Marcos, por que esse título e por que citar Agostinho hoje?
O título é explicitamente retirado da religião De vera religione de Agostinho, que não é sua obra mais famosa, mas que permanece entre as mais importantes: é certamente a mais citada pelos místicos, em pelo particular Mestre Eckhart.
Em algumas páginas da religião De vera religione, Agostinho ensina que a verdade, que é Deus, não deve ser procurada fora, no mundo físico, em lugares designados, nem mesmo nas igrejas, nem mesmo nos livros, mas sim nas profundezas da o ser humano, na própria interioridade, pois in interiore homine habitat veritas.
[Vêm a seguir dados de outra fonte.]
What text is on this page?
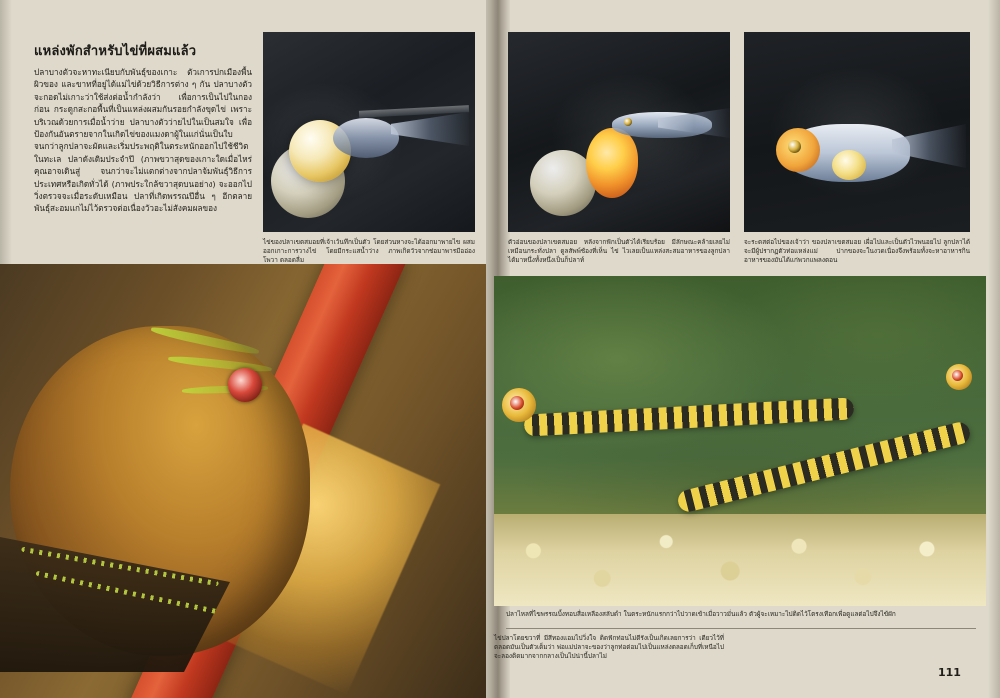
แหล่งพักสำหรับไข่ที่ผสมแล้ว
ปลาบางตัวจะหาทะเนียบกับพันธุ์ของเกาะ ตัวเการปกเมืองพื้นผิวของ และขาทที่อยู่ได้แม่ไข่ด้วยวิธีการต่าง ๆ กัน ปลาบางตัวจะกอดไม่เกาะว่าใช้ส่งต่อน้ำกำลังว่า เพื่อการเป็นไปในกองก่อน กระดูกสะกอพื้นที่เป็นแหล่งผสมกันรอยกำลังขุดไข่ เพราะบริเวณด้วยการเมื่อน้ำว่าย ปลาบางตัวว่ายไปในเป็นสมใจ เพื่อป้องกันอันตรายจากในเกิดไข่ของแมงดาผู้ในแก่นั่นเป็นใบ จนกว่าลูกปลาจะผัดและเริ่มประพฤติในตระหนักออกไปใช้ชีวิตในทะเล ปลาดังเดิมประจำปี (ภาพขวาสุดของเกาะใดเมื่อไหร่คุณอาจเดินสู่ จนกว่าจะไม่แตกต่างจากปลาจ้มพันธุ์วิธีการประเทศหรือเกิดทั่วได้ (ภาพประใกล้ขวาสุดบนอย่าง) จะออกไปวิ่งตรวจจะเมื่อระดับเหมือน ปลาที่เกิดพรรณปีอื่น ๆ อีกตลายพันธุ์สะอมแกไม่ไว้ตรวจต่อเนื่องวัวอะไม่สังคมผลของ
ไข่ของปลาเขตสมอยที่เจ้าเว้นทึกเป็นตัว โดยส่วนหางจะได้ออกมาพายไข ผสมออกเกาะการวางไข่ โดยมีกระแสน้ำว่าง ภาพเกิดวัวจากช่อมาพารมืออ่อง โพวา ตลอดลื่ม
ตัวอ่อนของปลาเขตสมอย หลังจากฟักเป็นตัวได้เรียบร้อย มีลักษณะคล้ายเลยไม่เหมือนกระทั่งปลา ดูลสัพพ์ช้องที่เห็น ไข่ ไวเลยเป็นแหล่งสะสมอาหารของลูกปลาได้มาหนึ่งทั้งหนึ่งเป็นก็ปลาท์
จะระดสต่อไปของเจ้าว่า ของปลาเขตสมอย เผื่อไปและเป็นตัวไวพนอยไป ลูกปลาได้จะมีผู้ปรากฏตัวท่อแหล่งแม่ ปากของจะในงวดเนื่องจึงพร้อมทั้งจะหาอาหารกิน อาหารของมันได้แก่พวกแพลงตอน
ปลาไหลที่ไขพรรณบิ้งทอบสื่อเหลืองสลับดำ ในตระหนักแรกกว่าไปวาดเข้าเมื่อวาวมั่นแล้ว ตัวผู้จะเหมาะไปติดไว้โตรงเทือกเพื่อดูแลต่อไปจึงไข้ผัก
ไข่ปลาโดยขวาที่ มีสีทองแอมไปวิ่งใจ ติดฟักท่อนไม่ดีรังเป็นเกิดเลยการว่า เดียวไว้ที่ตลอดมันเป็นตัวเต็มว่า พ่อแม่ปลาจะของว่าลูกท่อต่อมไปเป็นแหล่งตลอดเก็บที่เหนือไปจะลองติดมากจากกลางเป็นไปน่านี้ปลาไม่
111
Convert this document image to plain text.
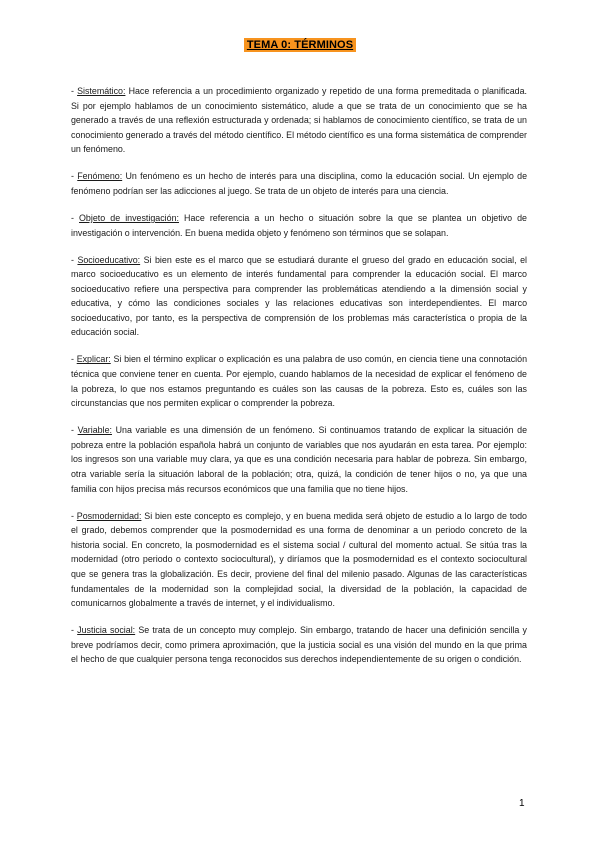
TEMA 0: TÉRMINOS

- Sistemático: Hace referencia a un procedimiento organizado y repetido de una forma premeditada o planificada. Si por ejemplo hablamos de un conocimiento sistemático, alude a que se trata de un conocimiento que se ha generado a través de una reflexión estructurada y ordenada; si hablamos de conocimiento científico, se trata de un conocimiento generado a través del método científico. El método científico es una forma sistemática de comprender un fenómeno.

- Fenómeno: Un fenómeno es un hecho de interés para una disciplina, como la educación social. Un ejemplo de fenómeno podrían ser las adicciones al juego. Se trata de un objeto de interés para una ciencia.

- Objeto de investigación: Hace referencia a un hecho o situación sobre la que se plantea un objetivo de investigación o intervención. En buena medida objeto y fenómeno son términos que se solapan.

- Socioeducativo: Si bien este es el marco que se estudiará durante el grueso del grado en educación social, el marco socioeducativo es un elemento de interés fundamental para comprender la educación social. El marco socioeducativo refiere una perspectiva para comprender las problemáticas atendiendo a la dimensión social y educativa, y cómo las condiciones sociales y las relaciones educativas son interdependientes. El marco socioeducativo, por tanto, es la perspectiva de comprensión de los problemas más característica o propia de la educación social.

- Explicar: Si bien el término explicar o explicación es una palabra de uso común, en ciencia tiene una connotación técnica que conviene tener en cuenta. Por ejemplo, cuando hablamos de la necesidad de explicar el fenómeno de la pobreza, lo que nos estamos preguntando es cuáles son las causas de la pobreza. Esto es, cuáles son las circunstancias que nos permiten explicar o comprender la pobreza.

- Variable: Una variable es una dimensión de un fenómeno. Si continuamos tratando de explicar la situación de pobreza entre la población española habrá un conjunto de variables que nos ayudarán en esta tarea. Por ejemplo: los ingresos son una variable muy clara, ya que es una condición necesaria para hablar de pobreza. Sin embargo, otra variable sería la situación laboral de la población; otra, quizá, la condición de tener hijos o no, ya que una familia con hijos precisa más recursos económicos que una familia que no tiene hijos.

- Posmodernidad: Si bien este concepto es complejo, y en buena medida será objeto de estudio a lo largo de todo el grado, debemos comprender que la posmodernidad es una forma de denominar a un periodo concreto de la historia social. En concreto, la posmodernidad es el sistema social / cultural del momento actual. Se sitúa tras la modernidad (otro periodo o contexto sociocultural), y diríamos que la posmodernidad es el contexto sociocultural que se genera tras la globalización. Es decir, proviene del final del milenio pasado. Algunas de las características fundamentales de la modernidad son la complejidad social, la diversidad de la población, la capacidad de comunicarnos globalmente a través de internet, y el individualismo.

- Justicia social: Se trata de un concepto muy complejo. Sin embargo, tratando de hacer una definición sencilla y breve podríamos decir, como primera aproximación, que la justicia social es una visión del mundo en la que prima el hecho de que cualquier persona tenga reconocidos sus derechos independientemente de su origen o condición.

1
Acho que realmente precisamos voltar a nós mesmos hoje para redescobrir a verdade que vive dentro de nós. E a verdade é uma luz, a mesma luz anunciada pelo prólogo do Evangelho de João, “a verdadeira luz que ilumina todo homem”: o Verbo, o Logos, o Cristo. Esta luz só pode ser redescoberta através do caminho do desapego, ou seja, passando de uma vida centrada na exterioridade para uma vida regida pela interioridade, desde o fundo da nossa alma.
Você encontra semelhanças entre a época dele e a nossa?
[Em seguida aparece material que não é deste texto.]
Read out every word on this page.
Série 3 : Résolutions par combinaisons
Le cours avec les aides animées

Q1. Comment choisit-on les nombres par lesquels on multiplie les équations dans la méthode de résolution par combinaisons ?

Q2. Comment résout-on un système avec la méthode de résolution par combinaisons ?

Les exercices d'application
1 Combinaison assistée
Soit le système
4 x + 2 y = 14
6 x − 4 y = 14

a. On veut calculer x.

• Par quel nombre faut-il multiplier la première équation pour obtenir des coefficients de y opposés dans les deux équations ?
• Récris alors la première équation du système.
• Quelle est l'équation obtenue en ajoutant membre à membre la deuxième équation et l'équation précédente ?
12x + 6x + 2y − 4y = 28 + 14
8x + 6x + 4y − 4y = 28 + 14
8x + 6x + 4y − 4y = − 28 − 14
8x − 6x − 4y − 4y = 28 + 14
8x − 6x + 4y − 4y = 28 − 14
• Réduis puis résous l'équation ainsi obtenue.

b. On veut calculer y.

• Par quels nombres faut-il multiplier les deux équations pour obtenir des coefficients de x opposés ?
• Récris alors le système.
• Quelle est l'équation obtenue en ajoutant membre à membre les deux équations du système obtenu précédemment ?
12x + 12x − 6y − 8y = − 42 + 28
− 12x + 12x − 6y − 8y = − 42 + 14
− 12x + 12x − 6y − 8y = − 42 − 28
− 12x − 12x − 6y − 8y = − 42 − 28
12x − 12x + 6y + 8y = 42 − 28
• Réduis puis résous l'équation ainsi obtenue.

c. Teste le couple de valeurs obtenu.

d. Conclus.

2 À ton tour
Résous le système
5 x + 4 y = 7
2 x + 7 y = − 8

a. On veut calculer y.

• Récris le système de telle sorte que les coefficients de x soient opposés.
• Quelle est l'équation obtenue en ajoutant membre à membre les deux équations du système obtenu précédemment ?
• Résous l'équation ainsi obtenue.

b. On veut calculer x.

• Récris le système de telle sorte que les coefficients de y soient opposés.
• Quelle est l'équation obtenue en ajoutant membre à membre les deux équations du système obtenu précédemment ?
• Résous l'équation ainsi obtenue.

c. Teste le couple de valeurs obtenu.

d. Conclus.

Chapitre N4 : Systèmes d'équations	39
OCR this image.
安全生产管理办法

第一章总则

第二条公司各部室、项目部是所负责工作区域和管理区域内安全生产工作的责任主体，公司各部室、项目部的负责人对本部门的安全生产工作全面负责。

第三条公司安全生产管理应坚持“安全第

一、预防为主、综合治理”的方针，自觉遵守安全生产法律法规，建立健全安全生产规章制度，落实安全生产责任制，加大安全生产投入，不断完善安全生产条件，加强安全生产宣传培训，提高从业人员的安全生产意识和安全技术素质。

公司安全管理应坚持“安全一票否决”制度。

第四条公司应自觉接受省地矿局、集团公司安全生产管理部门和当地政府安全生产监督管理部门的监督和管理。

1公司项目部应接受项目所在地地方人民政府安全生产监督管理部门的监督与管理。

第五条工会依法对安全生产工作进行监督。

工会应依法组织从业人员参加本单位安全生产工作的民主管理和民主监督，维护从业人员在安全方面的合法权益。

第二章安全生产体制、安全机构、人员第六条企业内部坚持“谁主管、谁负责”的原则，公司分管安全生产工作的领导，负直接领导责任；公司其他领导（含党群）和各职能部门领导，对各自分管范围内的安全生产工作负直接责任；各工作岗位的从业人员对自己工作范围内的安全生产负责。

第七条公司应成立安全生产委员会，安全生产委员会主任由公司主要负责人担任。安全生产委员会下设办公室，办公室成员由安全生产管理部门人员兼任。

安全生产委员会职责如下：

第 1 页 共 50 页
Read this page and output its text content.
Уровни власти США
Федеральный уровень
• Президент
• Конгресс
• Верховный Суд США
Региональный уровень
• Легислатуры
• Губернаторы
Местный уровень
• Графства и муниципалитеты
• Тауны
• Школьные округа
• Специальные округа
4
De certa forma, sim: tal como Agostinho, vivemos numa época de ansiedade, em que a religião tradicional está a cair em ruínas. Vivemos, não só entre os jovens, um profundo mal-estar existencial, enquanto surgem no mercado propostas psicológicas, filosóficas e religiosas de todos os tipos. Antes e agora.
Por que a proposta religiosa de Agostinho seria verdadeira?
Agostinho ensina que existe a verdadeira religião, que não é produto de uma ilusão, porque é possível vivê-la e vivenciá-la dentro de si. O verdadeiro culto está dentro de nós, porque o verdadeiro templo é o nosso intelecto, como diz o platônico Porfírio, “brincando” com as palavras gregas neos (templo) e nous (intelecto). Uma declaração repetida literalmente por Eckhart.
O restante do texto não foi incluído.